1位はイギリス、2位はオーストラリア、3位はニュージーランド、4位アイルランド、5位ベルギーだそうです。
報告書の中で日本の医療について、「医療システムは高度だが在宅医療など、患者や家族に寄り添うケアが難しい」と記されているそうです。

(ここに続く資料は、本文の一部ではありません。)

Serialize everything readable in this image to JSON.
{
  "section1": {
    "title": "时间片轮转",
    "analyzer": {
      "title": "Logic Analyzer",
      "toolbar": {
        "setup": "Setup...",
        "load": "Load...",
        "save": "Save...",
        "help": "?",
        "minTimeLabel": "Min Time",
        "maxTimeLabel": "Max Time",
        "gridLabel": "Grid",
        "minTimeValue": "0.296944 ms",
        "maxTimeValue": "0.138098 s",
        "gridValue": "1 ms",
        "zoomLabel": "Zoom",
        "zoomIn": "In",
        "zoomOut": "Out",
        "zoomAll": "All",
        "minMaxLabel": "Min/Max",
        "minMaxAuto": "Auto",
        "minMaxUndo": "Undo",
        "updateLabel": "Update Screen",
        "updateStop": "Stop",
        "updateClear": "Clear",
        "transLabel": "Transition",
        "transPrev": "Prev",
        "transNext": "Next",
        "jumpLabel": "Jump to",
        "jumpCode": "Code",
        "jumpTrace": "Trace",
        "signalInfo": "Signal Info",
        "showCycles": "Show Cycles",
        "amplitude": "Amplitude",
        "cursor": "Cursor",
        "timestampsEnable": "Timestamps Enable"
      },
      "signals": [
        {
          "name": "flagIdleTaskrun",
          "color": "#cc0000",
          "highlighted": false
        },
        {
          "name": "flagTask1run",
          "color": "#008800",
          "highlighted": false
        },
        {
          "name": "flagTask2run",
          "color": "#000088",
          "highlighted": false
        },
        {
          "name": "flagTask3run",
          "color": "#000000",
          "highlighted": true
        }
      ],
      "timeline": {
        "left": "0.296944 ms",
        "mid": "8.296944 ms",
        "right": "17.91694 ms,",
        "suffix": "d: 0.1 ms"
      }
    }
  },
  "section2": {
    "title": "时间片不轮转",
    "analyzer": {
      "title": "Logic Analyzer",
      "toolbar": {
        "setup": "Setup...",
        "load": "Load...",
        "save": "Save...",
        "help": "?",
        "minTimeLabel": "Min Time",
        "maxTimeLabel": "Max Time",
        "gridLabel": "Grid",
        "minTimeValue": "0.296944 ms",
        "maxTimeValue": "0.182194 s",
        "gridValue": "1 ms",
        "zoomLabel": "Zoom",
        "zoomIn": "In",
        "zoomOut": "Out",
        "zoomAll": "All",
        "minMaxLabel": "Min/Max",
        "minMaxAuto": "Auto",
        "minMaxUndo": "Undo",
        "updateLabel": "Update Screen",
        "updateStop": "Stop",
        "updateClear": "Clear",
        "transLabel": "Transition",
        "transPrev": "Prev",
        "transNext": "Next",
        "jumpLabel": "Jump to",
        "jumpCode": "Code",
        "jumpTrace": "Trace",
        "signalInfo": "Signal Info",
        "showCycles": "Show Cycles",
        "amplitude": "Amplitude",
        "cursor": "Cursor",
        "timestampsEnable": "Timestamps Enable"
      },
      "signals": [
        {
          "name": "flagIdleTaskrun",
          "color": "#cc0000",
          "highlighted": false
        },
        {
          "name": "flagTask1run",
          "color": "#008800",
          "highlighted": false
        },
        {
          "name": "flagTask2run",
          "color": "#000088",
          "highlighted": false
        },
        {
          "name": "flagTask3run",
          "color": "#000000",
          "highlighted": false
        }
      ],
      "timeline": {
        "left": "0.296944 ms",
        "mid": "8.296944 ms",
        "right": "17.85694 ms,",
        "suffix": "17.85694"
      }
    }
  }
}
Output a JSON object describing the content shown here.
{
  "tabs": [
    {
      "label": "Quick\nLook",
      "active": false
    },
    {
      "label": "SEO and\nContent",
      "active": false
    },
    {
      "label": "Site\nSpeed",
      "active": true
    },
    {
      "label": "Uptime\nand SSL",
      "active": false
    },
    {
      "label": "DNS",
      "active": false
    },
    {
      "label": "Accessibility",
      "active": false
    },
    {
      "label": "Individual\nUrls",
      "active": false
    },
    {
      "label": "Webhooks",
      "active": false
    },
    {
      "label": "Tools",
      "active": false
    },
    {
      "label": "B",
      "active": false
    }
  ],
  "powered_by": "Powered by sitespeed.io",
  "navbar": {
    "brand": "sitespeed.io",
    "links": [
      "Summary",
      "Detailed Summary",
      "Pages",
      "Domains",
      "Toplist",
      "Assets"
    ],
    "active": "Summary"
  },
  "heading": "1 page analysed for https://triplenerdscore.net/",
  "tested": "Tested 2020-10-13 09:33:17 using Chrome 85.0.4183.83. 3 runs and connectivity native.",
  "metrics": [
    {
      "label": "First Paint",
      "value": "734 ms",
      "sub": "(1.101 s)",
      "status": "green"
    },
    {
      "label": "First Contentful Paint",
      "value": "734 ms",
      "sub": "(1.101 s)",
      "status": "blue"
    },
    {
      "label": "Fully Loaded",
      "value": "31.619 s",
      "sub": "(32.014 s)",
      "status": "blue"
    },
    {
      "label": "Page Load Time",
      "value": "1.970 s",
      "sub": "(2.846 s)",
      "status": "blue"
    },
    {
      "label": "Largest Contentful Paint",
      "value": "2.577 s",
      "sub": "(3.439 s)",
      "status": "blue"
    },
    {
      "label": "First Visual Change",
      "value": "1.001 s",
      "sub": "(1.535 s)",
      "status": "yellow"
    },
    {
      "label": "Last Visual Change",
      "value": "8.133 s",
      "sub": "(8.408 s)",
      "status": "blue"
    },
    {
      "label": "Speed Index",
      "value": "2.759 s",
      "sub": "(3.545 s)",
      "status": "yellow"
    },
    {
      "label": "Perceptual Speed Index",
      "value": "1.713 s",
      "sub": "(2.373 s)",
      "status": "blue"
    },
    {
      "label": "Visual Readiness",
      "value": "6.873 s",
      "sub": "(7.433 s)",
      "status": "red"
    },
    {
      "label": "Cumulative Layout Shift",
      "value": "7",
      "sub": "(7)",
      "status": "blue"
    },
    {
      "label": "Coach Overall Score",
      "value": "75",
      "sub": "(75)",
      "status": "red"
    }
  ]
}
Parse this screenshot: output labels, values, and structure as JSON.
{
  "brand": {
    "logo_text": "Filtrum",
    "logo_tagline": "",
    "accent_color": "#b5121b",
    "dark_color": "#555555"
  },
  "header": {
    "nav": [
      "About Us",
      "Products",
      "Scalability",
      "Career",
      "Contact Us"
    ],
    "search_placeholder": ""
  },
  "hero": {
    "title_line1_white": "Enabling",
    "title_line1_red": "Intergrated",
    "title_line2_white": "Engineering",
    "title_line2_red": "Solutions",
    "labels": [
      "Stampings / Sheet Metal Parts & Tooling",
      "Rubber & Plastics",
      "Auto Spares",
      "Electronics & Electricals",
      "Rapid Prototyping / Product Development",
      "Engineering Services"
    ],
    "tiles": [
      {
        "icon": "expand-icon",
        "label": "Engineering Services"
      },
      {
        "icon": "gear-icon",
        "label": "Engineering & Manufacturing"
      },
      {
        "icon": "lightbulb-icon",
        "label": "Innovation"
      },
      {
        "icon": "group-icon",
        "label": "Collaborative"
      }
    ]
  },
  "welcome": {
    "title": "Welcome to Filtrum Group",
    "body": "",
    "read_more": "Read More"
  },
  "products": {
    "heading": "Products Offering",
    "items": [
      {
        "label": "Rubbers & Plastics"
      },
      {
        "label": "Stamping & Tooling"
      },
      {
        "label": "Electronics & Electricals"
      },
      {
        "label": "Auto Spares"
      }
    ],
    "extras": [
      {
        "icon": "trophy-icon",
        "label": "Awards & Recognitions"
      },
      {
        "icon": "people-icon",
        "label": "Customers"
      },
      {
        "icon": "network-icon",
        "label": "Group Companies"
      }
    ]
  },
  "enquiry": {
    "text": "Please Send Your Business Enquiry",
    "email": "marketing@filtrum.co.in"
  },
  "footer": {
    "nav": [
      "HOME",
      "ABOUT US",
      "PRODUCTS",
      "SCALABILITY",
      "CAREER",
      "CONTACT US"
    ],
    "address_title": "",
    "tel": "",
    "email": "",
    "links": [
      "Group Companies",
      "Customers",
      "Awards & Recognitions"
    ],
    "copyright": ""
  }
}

最長の長寿国でありながら、一方では「豊かな死」には程遠い日本の現実。
安倍政権の中で、医療・介護はますます縮小方向です。
日本のランキングは更に下にさがっていくのかもしれませんね。

さて、この本の中で先生が繰り返しおっしゃっていることがあります。
それは、世界の中で戦争をしない国は日本とコスタリカだけだということです。
憲法9条で不戦を国是としている日本と、軍備を持たないから周辺国が戦争を起こしても戦争しないコスタリカ。
日本とコスタリカが協力して世界に平和を訴えていけばいい。
日本は自衛隊の軍備を解除して国際災害救助隊に再編して、軍事費として計上されている3兆円弱の予算を、世界で災害救助活動や災害で苦しんでいる被災者たちの救済のために遣う。
そうすれば日本だけでなく、世界の平和に役立てることができると。

本当に、その通りだと思います。